Sikap Gibran ini memunculkan tanda tanya di kalangan jurnalis lokal dan masyarakat. Sebab, kunjungan pejabat negara umumnya disertai ruang dialog dengan media, terutama untuk menyampaikan pesan kebijakan dan hasil peninjauan kepada publik.
Beberapa awak media di lokasi sempat mencoba mendekat untuk mewawancarai Wapres, namun dihalangi oleh tim protokol yang menyampaikan bahwa “semua pernyataan akan disampaikan oleh Gubernur.” Situasi itu membuat sejumlah jurnalis menilai, akses informasi publik kembali terbatasi di tengah kunjungan pejabat tinggi negara.

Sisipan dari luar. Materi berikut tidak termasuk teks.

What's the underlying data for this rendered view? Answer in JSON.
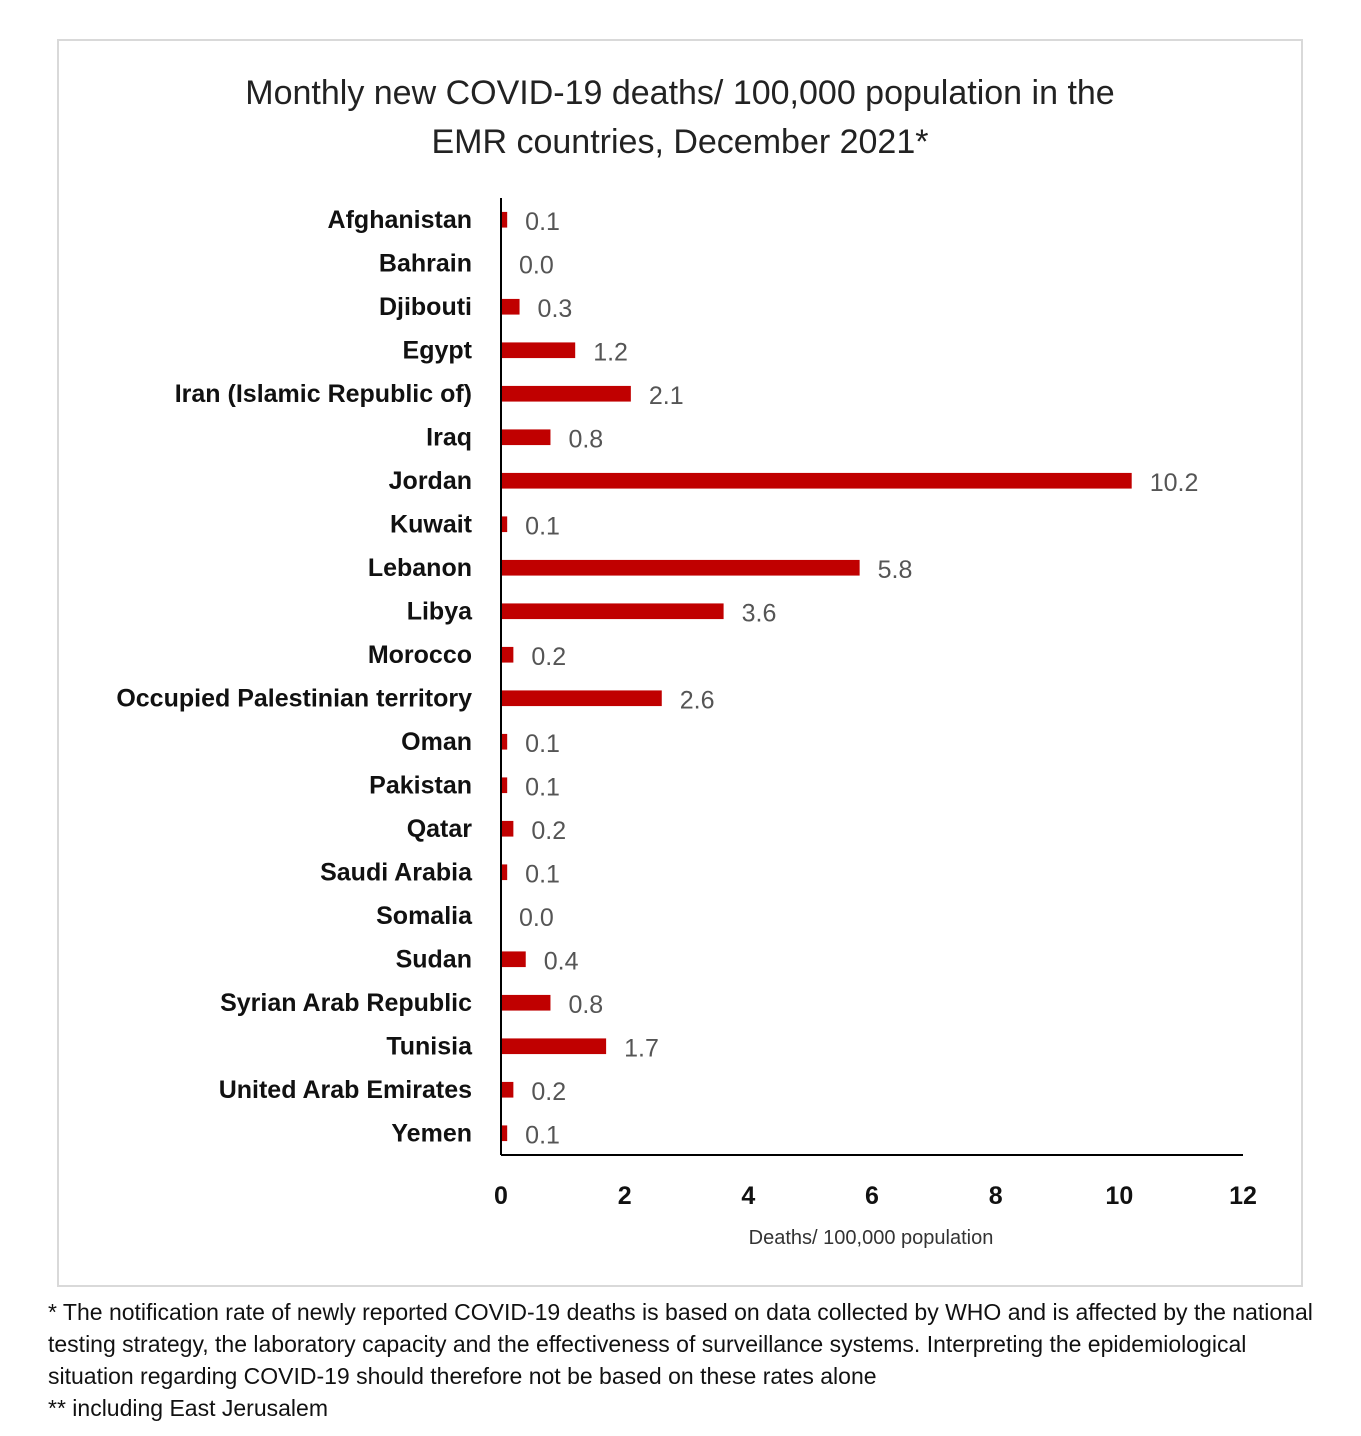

Padahal, keberadaan media di daerah menjadi jembatan penting antara pemerintah pusat dan masyarakat, terutama dalam menjelaskan arah kebijakan dan manfaat program nasional. Kunjungan kerja tanpa ruang komunikasi dengan pers dikhawatirkan hanya menjadi seremonial tanpa nilai transparansi.
Beberapa pengamat komunikasi publik di Ambon menilai keputusan Gibran untuk tidak memberikan keterangan langsung dapat menimbulkan kesan eksklusif dan kurang terbuka terhadap publik.

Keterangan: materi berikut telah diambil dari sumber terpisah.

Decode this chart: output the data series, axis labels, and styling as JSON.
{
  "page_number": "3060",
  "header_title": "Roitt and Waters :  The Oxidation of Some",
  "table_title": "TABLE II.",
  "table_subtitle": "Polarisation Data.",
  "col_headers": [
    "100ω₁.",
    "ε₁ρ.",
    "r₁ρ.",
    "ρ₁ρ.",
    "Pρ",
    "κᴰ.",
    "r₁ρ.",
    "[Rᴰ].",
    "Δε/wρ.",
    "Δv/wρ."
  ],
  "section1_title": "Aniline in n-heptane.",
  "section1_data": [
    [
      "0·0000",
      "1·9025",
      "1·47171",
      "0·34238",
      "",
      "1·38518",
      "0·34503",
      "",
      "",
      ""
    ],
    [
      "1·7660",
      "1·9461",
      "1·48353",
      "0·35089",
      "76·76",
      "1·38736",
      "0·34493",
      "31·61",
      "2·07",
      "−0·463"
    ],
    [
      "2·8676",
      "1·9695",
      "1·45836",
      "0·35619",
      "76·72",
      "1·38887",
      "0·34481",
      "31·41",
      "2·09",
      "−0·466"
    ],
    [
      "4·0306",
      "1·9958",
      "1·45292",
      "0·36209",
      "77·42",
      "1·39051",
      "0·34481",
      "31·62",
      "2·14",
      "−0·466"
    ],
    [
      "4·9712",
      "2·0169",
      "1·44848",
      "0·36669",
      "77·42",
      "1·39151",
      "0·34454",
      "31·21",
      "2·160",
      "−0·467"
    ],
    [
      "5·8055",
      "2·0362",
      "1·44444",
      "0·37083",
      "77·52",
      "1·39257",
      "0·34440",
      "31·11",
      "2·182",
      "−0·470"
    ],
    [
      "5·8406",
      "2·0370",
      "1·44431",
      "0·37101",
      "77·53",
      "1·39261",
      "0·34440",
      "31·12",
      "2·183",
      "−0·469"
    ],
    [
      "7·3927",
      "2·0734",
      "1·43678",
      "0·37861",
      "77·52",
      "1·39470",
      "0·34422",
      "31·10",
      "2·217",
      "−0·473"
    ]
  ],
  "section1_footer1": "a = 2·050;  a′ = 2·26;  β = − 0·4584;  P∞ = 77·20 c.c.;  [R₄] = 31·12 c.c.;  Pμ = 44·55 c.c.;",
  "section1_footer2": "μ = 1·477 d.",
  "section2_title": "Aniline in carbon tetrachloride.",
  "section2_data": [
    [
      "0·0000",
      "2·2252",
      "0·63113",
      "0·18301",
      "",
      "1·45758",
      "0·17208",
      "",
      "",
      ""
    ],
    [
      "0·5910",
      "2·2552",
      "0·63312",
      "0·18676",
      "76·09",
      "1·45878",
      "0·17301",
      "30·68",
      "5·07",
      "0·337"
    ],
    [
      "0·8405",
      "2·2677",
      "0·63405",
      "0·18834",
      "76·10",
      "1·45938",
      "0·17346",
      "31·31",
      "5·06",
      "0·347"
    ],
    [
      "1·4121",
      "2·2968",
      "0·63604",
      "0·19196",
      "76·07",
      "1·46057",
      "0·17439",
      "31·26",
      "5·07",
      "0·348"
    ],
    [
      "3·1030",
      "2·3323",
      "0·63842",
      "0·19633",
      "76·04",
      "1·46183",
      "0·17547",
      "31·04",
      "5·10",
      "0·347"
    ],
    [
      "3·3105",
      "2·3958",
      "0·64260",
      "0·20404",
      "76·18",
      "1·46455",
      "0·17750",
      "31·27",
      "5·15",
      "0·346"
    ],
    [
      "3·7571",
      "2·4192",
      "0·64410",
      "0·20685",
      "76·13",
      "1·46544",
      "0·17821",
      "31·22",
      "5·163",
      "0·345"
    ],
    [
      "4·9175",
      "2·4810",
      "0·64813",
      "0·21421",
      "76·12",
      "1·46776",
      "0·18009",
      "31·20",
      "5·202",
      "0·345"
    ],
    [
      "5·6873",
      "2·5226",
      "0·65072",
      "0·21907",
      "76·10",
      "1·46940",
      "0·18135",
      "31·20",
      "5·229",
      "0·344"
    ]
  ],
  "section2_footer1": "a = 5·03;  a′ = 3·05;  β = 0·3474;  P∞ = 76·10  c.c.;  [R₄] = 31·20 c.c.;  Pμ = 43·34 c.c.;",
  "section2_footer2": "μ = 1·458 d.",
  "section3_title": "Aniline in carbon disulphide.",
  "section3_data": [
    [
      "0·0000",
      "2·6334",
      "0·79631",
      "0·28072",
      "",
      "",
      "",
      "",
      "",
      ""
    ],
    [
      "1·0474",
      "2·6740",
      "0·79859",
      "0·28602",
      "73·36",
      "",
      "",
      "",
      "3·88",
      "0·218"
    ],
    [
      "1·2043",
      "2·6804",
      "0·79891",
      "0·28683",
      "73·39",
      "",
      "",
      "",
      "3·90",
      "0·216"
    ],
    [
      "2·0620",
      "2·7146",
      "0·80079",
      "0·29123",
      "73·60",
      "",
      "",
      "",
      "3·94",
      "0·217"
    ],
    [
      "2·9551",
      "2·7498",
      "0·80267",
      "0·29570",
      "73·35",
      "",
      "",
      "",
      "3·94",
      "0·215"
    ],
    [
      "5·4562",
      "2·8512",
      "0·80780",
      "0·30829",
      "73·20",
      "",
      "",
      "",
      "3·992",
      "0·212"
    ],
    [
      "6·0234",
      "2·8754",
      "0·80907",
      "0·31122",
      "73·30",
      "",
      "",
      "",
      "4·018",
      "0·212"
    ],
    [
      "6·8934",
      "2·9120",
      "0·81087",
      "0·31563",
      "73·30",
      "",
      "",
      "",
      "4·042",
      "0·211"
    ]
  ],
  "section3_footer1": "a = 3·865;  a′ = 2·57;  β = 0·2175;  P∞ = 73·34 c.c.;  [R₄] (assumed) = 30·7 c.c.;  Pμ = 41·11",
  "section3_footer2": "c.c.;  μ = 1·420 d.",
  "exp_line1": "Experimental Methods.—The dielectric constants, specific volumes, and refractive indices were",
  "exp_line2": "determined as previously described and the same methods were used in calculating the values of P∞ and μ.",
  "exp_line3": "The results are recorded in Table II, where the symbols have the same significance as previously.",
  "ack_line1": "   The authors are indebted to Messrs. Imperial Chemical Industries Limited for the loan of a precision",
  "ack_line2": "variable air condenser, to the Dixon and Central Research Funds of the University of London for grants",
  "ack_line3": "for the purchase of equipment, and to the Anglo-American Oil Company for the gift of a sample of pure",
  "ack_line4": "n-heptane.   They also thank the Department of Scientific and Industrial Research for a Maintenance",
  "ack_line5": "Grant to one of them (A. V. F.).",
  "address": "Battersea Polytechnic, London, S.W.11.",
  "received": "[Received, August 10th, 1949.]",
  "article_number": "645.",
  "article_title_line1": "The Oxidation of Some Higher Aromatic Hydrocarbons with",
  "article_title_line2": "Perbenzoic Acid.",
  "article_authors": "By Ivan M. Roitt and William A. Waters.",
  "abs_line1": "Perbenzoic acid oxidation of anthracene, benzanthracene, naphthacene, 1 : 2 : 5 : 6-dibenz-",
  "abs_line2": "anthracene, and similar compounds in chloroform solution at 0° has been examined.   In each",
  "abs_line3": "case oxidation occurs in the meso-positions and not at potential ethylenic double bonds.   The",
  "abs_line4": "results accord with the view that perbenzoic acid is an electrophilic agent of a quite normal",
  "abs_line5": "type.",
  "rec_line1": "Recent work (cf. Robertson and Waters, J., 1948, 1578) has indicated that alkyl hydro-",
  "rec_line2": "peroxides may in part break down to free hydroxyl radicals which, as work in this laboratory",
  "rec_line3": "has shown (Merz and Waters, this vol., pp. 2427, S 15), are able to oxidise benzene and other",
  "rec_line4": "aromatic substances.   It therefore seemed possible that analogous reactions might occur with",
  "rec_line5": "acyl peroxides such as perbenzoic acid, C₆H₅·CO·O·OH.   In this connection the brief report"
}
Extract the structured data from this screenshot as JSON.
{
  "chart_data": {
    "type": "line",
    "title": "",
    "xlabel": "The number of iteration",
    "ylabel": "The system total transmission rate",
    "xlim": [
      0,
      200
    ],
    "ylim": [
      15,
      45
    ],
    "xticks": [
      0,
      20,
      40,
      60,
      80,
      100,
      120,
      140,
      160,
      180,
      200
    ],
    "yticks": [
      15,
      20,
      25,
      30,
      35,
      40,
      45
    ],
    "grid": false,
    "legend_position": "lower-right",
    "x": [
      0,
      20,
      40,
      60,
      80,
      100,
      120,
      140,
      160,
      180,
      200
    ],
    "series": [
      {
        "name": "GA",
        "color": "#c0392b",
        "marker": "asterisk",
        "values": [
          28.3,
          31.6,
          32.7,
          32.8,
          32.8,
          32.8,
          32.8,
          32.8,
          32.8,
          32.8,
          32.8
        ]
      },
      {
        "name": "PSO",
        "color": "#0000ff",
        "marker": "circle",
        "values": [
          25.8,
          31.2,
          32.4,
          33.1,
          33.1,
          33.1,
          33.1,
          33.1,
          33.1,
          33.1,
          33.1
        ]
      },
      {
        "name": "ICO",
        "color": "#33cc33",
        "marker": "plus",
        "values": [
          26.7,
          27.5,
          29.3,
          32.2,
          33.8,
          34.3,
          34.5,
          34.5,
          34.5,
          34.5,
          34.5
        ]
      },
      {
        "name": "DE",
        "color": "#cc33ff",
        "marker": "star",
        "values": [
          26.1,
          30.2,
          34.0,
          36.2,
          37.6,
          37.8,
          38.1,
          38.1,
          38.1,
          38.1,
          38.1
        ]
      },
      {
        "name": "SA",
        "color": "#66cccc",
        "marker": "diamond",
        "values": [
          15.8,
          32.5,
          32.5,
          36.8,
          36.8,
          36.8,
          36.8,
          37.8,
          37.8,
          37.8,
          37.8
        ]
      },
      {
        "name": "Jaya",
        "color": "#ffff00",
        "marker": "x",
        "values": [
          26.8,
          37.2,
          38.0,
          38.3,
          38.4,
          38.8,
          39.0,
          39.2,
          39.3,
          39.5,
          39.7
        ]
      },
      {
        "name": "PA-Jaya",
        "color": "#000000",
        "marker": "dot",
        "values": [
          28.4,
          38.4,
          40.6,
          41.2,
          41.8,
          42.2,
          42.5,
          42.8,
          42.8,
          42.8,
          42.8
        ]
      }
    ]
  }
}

“Pejabat publik, apalagi wakil presiden, semestinya menggunakan momentum kunjungan daerah untuk berinteraksi dengan masyarakat dan media. Jika justru menghindari pertanyaan, itu bisa dibaca sebagai ketidaksiapan atau ketidakterbukaan,” ujar mereka.
Kritik juga datang dari beberapa organisasi pers lokal yang menilai kejadian ini menunjukkan lemahnya penghormatan terhadap fungsi media di daerah. Wartawan yang bertugas di lapangan berharap ke depan tim protokol kepresidenan memberi ruang lebih luas bagi jurnalis untuk meliput secara objektif dan profesional.
Kunjungan Wapres Gibran di Kota Tual dan Maluku Tenggara sejatinya diharapkan membawa semangat percepatan pembangunan wilayah kepulauan. Namun sikap menutup diri terhadap pertanyaan publik justru menimbulkan catatan kritis : pemerintahan yang modern bukan hanya soal digitalisasi dan proyek fisik, tetapi juga keterbukaan dan komunikasi dua arah dengan rakyat melalui media.